交通事故死者数が大変増えて社会問題になり、この「交通弱者」を救済するための法整備がなされました。
平たく言えば、自動車を運転するときは歩行者に気をつけて もし事故が起こったら責任の多くは自動車の側にあるんですよと言うことだったという印象を受けたことを覚えています。
当時 級友から聞いた話ですが、深夜バイクで走っていた青年が信号を無視して道路を横断しようとした人にぶつかってその人は重体 バイクの青年は亡くなった、なのにバイクの青年の方に賠償責任が課せられた と言うのです。
その話を聞いた私も含めた級友たちは それを信じて法律とはそんなものだという感想を持ちました。
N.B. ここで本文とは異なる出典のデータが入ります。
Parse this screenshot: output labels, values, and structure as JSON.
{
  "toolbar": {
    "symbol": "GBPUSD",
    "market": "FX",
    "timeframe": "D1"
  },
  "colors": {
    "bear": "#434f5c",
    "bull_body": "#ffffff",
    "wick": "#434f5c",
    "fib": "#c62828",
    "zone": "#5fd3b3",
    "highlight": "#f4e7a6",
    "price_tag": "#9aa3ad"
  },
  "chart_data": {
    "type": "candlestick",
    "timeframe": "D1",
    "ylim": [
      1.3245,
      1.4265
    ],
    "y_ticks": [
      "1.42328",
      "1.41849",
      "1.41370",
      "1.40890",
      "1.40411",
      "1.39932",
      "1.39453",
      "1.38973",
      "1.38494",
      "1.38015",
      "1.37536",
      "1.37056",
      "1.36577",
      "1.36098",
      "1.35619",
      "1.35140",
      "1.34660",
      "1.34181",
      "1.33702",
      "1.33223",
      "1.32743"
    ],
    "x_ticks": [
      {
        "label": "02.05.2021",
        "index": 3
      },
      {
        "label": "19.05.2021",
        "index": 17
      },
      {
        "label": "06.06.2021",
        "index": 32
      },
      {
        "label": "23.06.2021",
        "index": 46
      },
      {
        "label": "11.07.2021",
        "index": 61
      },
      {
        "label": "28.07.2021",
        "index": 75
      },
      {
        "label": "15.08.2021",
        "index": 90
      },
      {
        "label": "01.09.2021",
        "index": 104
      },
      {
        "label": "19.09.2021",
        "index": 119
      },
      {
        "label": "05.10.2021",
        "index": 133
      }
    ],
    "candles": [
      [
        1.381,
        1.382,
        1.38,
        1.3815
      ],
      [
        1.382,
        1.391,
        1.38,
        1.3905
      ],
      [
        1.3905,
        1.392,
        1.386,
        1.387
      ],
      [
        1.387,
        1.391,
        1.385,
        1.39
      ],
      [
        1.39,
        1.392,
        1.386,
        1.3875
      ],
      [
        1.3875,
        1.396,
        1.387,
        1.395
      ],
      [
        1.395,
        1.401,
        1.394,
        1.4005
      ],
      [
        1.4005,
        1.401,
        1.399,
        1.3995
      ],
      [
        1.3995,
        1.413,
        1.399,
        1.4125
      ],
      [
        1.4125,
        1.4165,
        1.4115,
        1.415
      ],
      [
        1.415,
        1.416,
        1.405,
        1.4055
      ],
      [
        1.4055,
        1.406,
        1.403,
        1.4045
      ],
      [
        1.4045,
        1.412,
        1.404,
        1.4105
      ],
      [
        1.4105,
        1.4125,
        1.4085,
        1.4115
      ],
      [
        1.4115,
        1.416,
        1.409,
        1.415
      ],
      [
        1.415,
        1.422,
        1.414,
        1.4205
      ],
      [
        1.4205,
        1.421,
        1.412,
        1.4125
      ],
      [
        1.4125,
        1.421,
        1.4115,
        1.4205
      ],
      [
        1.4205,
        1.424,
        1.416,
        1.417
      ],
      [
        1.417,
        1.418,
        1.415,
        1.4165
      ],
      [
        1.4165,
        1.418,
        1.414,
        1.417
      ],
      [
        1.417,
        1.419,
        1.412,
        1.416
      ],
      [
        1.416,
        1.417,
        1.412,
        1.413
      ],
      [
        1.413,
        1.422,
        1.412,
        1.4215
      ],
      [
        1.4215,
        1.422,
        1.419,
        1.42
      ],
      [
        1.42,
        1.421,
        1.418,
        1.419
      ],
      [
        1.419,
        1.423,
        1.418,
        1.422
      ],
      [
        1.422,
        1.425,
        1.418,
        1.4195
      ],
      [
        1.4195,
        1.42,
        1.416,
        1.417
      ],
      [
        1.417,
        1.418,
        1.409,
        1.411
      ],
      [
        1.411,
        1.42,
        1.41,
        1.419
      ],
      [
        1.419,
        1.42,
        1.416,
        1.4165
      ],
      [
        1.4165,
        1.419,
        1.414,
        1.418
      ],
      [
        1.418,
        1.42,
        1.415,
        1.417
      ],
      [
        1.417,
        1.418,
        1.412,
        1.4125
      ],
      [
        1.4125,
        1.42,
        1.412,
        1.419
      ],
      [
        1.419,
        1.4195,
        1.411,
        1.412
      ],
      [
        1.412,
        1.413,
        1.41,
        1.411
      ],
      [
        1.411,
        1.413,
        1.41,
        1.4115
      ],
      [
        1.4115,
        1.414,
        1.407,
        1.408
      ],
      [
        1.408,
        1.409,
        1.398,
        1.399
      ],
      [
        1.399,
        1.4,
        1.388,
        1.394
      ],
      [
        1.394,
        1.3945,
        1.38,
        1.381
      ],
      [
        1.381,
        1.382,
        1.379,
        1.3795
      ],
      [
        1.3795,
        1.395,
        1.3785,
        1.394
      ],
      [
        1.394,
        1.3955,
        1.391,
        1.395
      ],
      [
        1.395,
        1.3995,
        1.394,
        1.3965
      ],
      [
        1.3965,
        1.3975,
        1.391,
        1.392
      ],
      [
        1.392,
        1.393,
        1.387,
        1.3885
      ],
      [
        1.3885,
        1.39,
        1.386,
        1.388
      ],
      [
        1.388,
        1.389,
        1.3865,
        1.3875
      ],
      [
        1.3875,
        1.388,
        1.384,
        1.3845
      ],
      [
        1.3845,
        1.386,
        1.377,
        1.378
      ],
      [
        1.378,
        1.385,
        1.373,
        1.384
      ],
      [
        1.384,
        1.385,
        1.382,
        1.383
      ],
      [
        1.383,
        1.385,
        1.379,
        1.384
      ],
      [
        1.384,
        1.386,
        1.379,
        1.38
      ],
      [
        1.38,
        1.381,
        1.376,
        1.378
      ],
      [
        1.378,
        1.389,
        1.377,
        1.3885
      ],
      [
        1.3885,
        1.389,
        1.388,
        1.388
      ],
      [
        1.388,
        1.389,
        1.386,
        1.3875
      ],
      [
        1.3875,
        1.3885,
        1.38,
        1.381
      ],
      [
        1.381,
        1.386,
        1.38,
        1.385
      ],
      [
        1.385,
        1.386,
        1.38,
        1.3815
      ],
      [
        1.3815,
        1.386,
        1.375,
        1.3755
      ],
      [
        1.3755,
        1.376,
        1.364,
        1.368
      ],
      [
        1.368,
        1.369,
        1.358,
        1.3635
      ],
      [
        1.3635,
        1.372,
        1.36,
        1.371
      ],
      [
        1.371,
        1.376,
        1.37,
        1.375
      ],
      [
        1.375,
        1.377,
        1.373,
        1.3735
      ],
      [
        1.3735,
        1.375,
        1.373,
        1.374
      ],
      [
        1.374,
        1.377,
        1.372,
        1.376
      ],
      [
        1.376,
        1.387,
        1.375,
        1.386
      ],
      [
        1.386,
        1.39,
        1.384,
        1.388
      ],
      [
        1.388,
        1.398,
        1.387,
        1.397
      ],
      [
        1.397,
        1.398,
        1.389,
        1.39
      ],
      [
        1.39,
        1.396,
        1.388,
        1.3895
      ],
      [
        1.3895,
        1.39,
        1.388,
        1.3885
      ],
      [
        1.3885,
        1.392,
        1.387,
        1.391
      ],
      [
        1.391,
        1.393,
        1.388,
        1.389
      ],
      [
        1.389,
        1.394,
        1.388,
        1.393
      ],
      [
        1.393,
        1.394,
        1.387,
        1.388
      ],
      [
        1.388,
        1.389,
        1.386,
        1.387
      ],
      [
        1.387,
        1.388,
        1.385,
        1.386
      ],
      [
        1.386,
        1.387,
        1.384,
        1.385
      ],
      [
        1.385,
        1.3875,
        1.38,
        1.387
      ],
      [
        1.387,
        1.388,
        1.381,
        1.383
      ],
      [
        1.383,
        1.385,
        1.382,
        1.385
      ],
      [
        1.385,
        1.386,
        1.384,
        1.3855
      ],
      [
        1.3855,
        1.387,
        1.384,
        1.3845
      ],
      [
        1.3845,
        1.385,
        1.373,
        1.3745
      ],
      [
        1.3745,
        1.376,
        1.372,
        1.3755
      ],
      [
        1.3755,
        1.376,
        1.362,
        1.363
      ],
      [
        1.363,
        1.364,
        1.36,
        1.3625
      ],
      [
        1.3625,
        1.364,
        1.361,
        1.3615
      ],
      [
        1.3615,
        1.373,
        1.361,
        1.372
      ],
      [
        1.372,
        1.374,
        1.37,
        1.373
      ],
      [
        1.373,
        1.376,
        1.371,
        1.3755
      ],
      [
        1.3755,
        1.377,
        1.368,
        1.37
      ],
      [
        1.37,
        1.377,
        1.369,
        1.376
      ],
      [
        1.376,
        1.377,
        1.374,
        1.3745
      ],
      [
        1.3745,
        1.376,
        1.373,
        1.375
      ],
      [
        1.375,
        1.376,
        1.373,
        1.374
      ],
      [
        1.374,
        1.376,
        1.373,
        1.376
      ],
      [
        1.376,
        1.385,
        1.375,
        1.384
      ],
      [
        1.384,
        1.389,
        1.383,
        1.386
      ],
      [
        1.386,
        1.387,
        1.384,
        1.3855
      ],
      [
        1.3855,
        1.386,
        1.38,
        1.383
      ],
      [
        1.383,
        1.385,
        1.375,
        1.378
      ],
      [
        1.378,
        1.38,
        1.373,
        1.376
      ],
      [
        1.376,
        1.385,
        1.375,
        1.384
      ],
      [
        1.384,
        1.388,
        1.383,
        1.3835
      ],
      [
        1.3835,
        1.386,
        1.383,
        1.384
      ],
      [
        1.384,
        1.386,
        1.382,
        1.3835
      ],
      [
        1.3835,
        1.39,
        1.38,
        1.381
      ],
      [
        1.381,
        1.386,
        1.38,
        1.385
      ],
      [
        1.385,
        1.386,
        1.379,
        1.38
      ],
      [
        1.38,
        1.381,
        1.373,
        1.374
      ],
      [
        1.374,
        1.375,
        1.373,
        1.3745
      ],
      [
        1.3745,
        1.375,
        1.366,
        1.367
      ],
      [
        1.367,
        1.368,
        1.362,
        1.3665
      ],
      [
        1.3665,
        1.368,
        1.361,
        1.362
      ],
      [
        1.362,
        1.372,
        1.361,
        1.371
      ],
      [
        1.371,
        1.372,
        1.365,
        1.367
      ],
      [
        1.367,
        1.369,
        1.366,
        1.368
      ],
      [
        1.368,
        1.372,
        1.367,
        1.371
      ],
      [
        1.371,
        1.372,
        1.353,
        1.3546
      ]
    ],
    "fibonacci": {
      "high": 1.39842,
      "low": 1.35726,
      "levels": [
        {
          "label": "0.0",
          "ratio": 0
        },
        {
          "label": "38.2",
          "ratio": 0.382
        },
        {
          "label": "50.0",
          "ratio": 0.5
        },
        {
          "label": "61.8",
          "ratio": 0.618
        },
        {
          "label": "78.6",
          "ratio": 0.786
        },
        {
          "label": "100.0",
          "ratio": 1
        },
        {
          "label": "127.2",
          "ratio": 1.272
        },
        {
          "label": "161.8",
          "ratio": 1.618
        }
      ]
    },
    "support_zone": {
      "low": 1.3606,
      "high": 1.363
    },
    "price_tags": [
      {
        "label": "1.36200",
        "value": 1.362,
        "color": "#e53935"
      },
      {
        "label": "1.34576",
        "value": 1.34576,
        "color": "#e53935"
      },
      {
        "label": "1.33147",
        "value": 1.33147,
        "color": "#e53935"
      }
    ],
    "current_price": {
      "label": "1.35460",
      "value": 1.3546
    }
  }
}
今で言う都市伝説なのかも知れませんが そういう感想を持ったと言うことは その後の考え方にも反映されているようにも思います。
急にこんな話を書いた理由は 今日、何故か分からないのですがふと思ったんです。
こういった法律がその後の日本人の性質を形作る方向を決めたのではないのかなと。
要するに、物事には その場にいないと分からない細かい事情というものがあるじゃないですか。その場に居合わせて事故を目撃した人も含めて それを判っているもの同士が話し合って こっちが6割位悪い こっちは4割 悪いな と言うのを決めると言うことを否定して 法律で とにかく車が悪い と言うところから出発してしまったような。
それによって法律の素人には口を挟めない状況が出来てしまい、ことが起こったら後はプロにお任せ、といのが普通になってしまったように思えてしょうがないのです。何故か今日は。
そしてそれは、責任をとるとか賠償して貰うとかを その場で精算してしまわないといけないような風潮をうみ、たとえ仮にそれが軽い事故で傷が癒え破損箇所が修理されようとも 全く失われてしまう部分があると言うことを見えにくくしているような気がします。